Depuis, certains de ces salariés ont démissionné. Le projet Maven est controversé car il consiste à développer et à fournir au Pentagone une technologie capable d’analyser les images filmées par les drones déployés sur les théâtres d’opération de l’armée américaine. Cette levée de boucliers a depuis été soutenue par des universitaires, qui ont eux aussi publié une lettre ouverte contre Maven.
Amazon Rekognition
En ce qui concerne Amazon, le problème porte sur Rekognition, un programme au nom évocateur : il s’agit d’un système de reconnaissance faciale sur lequel le spécialiste du e-commerce est en train de travailler. En novembre 2017, la société avait présenté cet outil, expliquant qu’il est capable de reconnaître en temps réel des visages et des textes. Or, l’outil servirait aussi aux autorités américaines.
Le 22 mai, l’Union américaine pour les libertés civiles, une association à but non lucratif, a mis la main sur des documents dans trois États américains qui montrent que les usages de cet outil pourraient violer les libertés civiles. Rekognition est par exemple en mesure d’identifier, suivre et analyser des individus en temps réel, et ce jusqu’à 100 personnes par image.

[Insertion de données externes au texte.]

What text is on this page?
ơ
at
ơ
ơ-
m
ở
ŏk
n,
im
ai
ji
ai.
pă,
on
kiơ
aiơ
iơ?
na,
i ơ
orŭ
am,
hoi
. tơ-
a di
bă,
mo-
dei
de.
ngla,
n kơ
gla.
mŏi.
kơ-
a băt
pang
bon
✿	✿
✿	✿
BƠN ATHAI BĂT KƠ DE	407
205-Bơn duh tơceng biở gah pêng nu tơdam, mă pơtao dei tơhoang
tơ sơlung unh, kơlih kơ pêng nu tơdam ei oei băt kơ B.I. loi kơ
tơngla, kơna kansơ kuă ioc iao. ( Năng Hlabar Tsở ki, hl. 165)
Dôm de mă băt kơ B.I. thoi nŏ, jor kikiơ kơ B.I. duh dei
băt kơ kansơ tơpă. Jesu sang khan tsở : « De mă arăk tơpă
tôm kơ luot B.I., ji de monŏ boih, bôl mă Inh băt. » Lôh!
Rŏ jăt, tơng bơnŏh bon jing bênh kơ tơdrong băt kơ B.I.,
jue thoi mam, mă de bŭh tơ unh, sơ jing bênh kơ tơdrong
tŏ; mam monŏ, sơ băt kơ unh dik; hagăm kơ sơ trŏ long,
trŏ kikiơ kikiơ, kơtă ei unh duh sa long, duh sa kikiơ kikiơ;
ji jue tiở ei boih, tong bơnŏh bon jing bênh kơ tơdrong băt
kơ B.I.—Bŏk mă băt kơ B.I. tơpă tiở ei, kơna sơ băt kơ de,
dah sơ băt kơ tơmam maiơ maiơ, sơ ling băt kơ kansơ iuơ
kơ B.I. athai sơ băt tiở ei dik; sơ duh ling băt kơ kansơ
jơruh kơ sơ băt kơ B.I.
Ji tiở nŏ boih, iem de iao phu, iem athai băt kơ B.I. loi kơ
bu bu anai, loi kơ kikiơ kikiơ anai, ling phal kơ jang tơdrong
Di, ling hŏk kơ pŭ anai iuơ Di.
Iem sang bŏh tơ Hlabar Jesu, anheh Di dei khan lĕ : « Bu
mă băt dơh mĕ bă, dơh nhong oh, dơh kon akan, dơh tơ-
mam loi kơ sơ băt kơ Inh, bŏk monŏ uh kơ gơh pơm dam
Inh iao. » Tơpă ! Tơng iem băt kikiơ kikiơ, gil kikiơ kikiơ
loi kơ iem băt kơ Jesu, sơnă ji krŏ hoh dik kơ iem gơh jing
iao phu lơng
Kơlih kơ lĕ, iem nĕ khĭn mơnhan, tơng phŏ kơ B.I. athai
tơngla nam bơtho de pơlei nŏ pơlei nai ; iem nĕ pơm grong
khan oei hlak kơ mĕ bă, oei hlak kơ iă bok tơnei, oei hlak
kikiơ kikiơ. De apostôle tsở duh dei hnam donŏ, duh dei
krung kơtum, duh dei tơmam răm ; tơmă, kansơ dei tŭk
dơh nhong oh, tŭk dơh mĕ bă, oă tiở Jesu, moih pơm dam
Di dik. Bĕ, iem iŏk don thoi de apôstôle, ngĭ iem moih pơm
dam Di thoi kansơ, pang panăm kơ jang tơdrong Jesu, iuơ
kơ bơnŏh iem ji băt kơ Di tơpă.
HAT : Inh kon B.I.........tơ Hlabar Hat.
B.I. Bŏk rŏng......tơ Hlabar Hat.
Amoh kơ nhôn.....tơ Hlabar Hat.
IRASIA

Rekognition « peut identifier les objets, les personnes, le texte, les scènes et les activités, ainsi que détecter tout contenu inapproprié.[Il] fournit également une analyse faciale et une reconnaissance faciale très précises. Vous pouvez détecter, analyser et comparer des visages pour une grande variété de cas de vérification d’utilisateurs, de comptage de personnes et d’utilisation pour la sécurité publique », lit-on dans la présentation d’Amazon.
On est loin de l’ambiance d’il y a deux ans, avec un outil qui permettait par exemple de reconnaître un chien sur une photo, y compris sa race, lorsque l’outil a fait parler de lui pour la première fois en décembre 2016. Mais à l’époque, il était déjà expliqué que l’outil pouvait identifier un visage, un objet, le sexe ou le nombre de personnes à l’image, mais aussi évaluer le type d’émotion et d’humeur apparaissant sur les visages, si ceux-ci sont assez visibles.
Une lettre ouverte a été adressée à Jeff Bezos, le patron d’Amazon, pour l’inviter à arrêter le projet Rekognition. Signée par l’Union américaine pour les libertés civiles mais aussi par des dizaines d’autres organisations et associations, l’Electronic Frontier Foundation, la Freedom of the Press Foundation et Human Rights Watch, la missive pointe les risques de dérives qu’un tel outil peut générer.
« La technologie de reconnaissance faciale comme celle-ci permet au gouvernement d’amplifier la surveillance parmi les minorités ethniques déjà sur contrôlées, de pister en permanence les immigrants, d’identifier et d’arrêter les manifestants et les activistes. Non seulement cette technologie va envahir notre vie privée et alourdir injustement les minorités ethniques et immigrantes, mais elle va aussi affecter notre liberté d’expression », craint l’EFF.